The employment rate for people with disabilities has remained around 20% for the last two decades, compared with roughly 65% currently for those without disability.

"Rehabilitation counselors understand the multiple impacts of disabilities on one’s educational and vocational success, which in turn affects one's quality of life," said Professor Gloria Lee, director of the program and principal investigator for the grant. "Our graduates receive specialized training to deal with not only the personal factors but environmental and societal factors that affect the outcomes of people with disabilities."

MSU has the highest-ranked graduate programs in rehabilitation counseling in the nation, according to “U.S. News & World Report.”

Continuing a legacy

The Office of Rehabilitation and Disability Studies at MSU has a long history of receiving grants from the Rehabilitation Services Administration, or RSA, within the U.S. Department of Education, to train new counselors.

Evin Papuga is one of the many scholarship recipients through the program's last round of RSA funding, which goes back to 2014. He is preparing to start his internship and graduate from the master's program this spring.

"The scholarship has been extremely beneficial," said Papuga, who also used the additional stipend for books, conferences and rent.

Papuga has been inspired by working side by side with faculty who are leading changes in the field. Meanwhile, he has already worked directly with people with disabilities as an employment and independent living specialist and a social coach in multiple settings.

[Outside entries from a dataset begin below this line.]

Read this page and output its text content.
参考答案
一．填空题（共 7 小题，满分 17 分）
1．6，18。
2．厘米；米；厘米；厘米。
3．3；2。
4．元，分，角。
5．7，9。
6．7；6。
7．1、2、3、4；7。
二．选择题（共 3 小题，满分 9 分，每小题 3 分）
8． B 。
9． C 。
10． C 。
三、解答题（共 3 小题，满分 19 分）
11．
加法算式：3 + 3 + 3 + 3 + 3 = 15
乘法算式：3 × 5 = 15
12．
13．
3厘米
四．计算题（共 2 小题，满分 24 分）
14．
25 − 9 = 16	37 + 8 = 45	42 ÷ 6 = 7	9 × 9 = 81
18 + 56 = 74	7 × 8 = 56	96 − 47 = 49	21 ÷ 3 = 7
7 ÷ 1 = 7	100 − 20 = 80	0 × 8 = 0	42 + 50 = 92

"Looking back to about a year from today, I am honestly blown away by the knowledge I have gained, through classes and through hands-on experience," Papuga said.

Similarly, students selected to be new RSA scholars will gain on-the-job experience at one of two state agencies, and their satellite offices, that provide services to people with disabilities: Michigan Rehabilitation Services and Michigan's Bureau of Services for Blind Persons. These organizations, and others such as Peckham Inc., the Disability Network Capital Area and the Resource Center for Persons with Disabilities at MSU, help students understand how to meet the needs of individuals with disabilities to achieve independence through their goals such as employment, community integration and quality of life.

"We have extremely strong partners who are supportive of our students," Lee said.

In 2017, the master's program received national accreditation from the Council for Accreditation of Counseling and Related Educational Programs. This means the curriculum is based on the most rigorous standards in the field. As part of the accreditation, the program is expanding from 48 to 60 credit hours starting in fall 2020.